U.S. District Judge Mary Scriven ruled on Tuesday that Florida’s law that required welfare recipients to have drug tests before getting benefits violated the 4th amendment against unreasonable search and seizure. The state failed to show that poor people are more likely to use drugs or that testing poor people should be squeezed into the limits allowed by the US Supreme Court.
The judge’s ruling pretty much followed my line of argument on this topic in a previous post:
In a harshly worded, 30-page opinion, Scriven concluded that “there is no set of circumstances under which the warrantless, suspicionless drug testing at issue in this case could be constitutionally applied.”
“In sum, there simply is no competent evidence offered on this record of the sort of pervasive drug problem the State envisioned in the promulgation of this statute,” she wrote.
The state failed to show that TANF recipients used drugs with more frequency than the rest of the population, Scriven found. But even if it had, creating a special class of people who would be exempt from the constitutional protections could be dangerous, she wrote.
“If persons in an economic demographic could be shown to have a higher rate of drug use, would all such persons in that economic group be subjected to drug testing? Even if such suspicionless testing as proposed by the State were limited to those persons receiving state funds, would college students receiving governmental assistance to subsidize their education, for example, be subjected to random, suspicionless drug testing if it could be shown that drug use is demonstrably higher among college students? The Supreme Court’s Fourth Amendment precedent would suggest not,” Scriven wrote.
I particularly liked the bit Scriven included from the 11th Circuit Court of Appeals ruling issued back in May:
There is nothing so special or immediate about the government’s interest in ensuring that TANF recipients are drug free so as to warrant suspension of the Fourth Amendment. The only known and shared characteristic of the individuals who would be subjected to Florida’s mandatory drug testing program is that they are financially needy families with children. Yet, there is nothing inherent in the condition of being impoverished that supports the conclusion that there is a concrete danger that impoverished individuals are prone to drug use or that should drug use occur, that the lives of TANF recipients are fraught with such risks of injury to others that even a momentary lapse of attention can have disastrous consequences.
Lebron v. Sec’y, Florida Dep’t of Children & Families (2013)
Scriven also noted that the state thought the law was consitutional because it required consent.
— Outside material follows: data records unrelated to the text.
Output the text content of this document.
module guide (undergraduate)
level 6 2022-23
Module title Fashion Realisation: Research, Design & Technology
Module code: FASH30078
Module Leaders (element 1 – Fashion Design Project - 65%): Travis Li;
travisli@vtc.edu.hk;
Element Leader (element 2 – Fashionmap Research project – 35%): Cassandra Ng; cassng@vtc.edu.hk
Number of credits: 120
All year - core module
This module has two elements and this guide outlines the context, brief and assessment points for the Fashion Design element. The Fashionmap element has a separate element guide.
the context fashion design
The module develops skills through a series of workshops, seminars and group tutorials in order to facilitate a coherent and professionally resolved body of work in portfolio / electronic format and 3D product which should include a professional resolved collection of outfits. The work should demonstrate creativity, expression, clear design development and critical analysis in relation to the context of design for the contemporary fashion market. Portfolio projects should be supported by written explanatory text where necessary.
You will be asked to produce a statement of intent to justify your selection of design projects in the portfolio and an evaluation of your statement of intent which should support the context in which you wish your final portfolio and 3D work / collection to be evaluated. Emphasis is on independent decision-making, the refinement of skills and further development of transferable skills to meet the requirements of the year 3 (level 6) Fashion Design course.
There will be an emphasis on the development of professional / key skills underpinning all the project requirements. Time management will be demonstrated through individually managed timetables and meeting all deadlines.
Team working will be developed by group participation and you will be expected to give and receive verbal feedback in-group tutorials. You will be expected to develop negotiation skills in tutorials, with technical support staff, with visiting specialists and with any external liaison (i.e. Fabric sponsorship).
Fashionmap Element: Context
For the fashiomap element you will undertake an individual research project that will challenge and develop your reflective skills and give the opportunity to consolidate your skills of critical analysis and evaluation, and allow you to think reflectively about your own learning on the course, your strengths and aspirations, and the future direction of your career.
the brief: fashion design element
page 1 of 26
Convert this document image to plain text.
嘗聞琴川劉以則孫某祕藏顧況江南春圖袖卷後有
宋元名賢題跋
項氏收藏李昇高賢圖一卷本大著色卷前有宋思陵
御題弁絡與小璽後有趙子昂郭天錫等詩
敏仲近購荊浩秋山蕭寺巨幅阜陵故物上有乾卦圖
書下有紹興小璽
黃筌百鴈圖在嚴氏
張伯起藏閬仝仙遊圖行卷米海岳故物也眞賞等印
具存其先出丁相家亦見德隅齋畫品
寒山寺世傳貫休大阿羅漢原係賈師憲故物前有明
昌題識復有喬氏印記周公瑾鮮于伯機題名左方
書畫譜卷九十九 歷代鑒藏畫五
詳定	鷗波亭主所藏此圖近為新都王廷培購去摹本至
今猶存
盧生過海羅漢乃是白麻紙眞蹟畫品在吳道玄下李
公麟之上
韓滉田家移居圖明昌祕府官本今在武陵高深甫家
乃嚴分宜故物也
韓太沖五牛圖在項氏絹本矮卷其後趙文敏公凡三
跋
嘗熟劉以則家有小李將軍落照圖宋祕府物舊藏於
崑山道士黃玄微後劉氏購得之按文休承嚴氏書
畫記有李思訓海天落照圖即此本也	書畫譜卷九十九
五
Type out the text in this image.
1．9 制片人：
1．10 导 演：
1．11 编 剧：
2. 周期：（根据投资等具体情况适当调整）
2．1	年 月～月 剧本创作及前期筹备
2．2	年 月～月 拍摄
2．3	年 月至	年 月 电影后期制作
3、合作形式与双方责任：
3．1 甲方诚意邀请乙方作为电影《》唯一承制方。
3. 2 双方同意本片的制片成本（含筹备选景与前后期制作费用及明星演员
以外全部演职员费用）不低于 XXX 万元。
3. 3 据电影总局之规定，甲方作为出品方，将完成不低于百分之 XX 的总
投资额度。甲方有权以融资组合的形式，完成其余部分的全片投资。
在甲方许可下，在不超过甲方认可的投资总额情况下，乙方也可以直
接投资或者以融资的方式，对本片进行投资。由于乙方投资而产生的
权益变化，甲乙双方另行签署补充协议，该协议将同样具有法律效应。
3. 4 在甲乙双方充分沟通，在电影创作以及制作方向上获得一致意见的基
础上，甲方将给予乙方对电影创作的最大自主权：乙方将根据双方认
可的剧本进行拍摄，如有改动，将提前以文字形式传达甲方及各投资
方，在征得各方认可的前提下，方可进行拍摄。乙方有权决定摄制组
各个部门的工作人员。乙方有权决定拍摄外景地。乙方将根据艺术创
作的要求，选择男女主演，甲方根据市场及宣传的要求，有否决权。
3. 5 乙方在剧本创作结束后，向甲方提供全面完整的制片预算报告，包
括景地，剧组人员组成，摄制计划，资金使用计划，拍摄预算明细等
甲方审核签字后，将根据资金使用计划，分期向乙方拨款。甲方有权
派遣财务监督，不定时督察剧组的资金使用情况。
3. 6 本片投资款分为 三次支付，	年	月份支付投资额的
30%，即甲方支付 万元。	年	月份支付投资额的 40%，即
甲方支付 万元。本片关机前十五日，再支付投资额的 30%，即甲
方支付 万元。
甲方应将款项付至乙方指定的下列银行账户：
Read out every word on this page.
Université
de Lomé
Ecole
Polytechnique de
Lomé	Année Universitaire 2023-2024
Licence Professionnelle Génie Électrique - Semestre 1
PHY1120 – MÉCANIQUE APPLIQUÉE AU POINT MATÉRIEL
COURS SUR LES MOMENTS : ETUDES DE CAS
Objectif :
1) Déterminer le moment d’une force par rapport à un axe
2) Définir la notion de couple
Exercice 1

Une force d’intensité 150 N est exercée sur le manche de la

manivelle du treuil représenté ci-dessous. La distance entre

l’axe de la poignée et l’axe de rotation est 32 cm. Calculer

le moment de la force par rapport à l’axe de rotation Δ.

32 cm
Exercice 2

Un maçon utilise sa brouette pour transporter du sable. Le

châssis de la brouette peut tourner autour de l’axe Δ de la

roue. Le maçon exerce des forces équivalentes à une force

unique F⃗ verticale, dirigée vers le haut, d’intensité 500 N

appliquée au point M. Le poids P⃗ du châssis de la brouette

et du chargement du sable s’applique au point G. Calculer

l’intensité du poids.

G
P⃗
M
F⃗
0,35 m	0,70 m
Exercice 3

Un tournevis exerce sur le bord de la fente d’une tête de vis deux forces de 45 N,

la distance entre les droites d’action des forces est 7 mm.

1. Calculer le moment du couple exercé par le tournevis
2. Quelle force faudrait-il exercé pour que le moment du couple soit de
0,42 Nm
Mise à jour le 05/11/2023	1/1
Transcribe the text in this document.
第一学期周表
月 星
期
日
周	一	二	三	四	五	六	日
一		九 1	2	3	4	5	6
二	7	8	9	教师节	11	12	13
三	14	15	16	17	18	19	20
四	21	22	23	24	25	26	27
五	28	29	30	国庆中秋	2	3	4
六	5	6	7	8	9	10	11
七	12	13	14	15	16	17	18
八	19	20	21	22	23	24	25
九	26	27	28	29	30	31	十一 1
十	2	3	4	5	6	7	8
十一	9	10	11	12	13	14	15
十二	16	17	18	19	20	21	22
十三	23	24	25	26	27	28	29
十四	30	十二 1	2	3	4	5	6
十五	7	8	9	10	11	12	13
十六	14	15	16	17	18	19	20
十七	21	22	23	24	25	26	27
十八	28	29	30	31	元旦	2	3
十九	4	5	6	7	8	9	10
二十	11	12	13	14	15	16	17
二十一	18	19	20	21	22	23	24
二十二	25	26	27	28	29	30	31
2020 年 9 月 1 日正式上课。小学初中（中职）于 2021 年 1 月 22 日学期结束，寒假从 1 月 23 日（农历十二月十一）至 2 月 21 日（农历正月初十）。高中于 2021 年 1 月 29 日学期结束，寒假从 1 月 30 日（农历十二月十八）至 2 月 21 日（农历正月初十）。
The judge rejected that argument:
As the Eleventh Circuit explained, “[t]he State’s assertion that the consent that is provided by TANF applicants renders the drug testing reasonable for Fourth Amendment purposes is belied by Supreme Court precedent, which has invalidated searches premised on consent where it has been shown that consent was granted in submission to authority rather than as an understanding and intentional waiver of a constitutional right.”
So hopefully, the “let’s drug test poor people” fetish will start to fade away.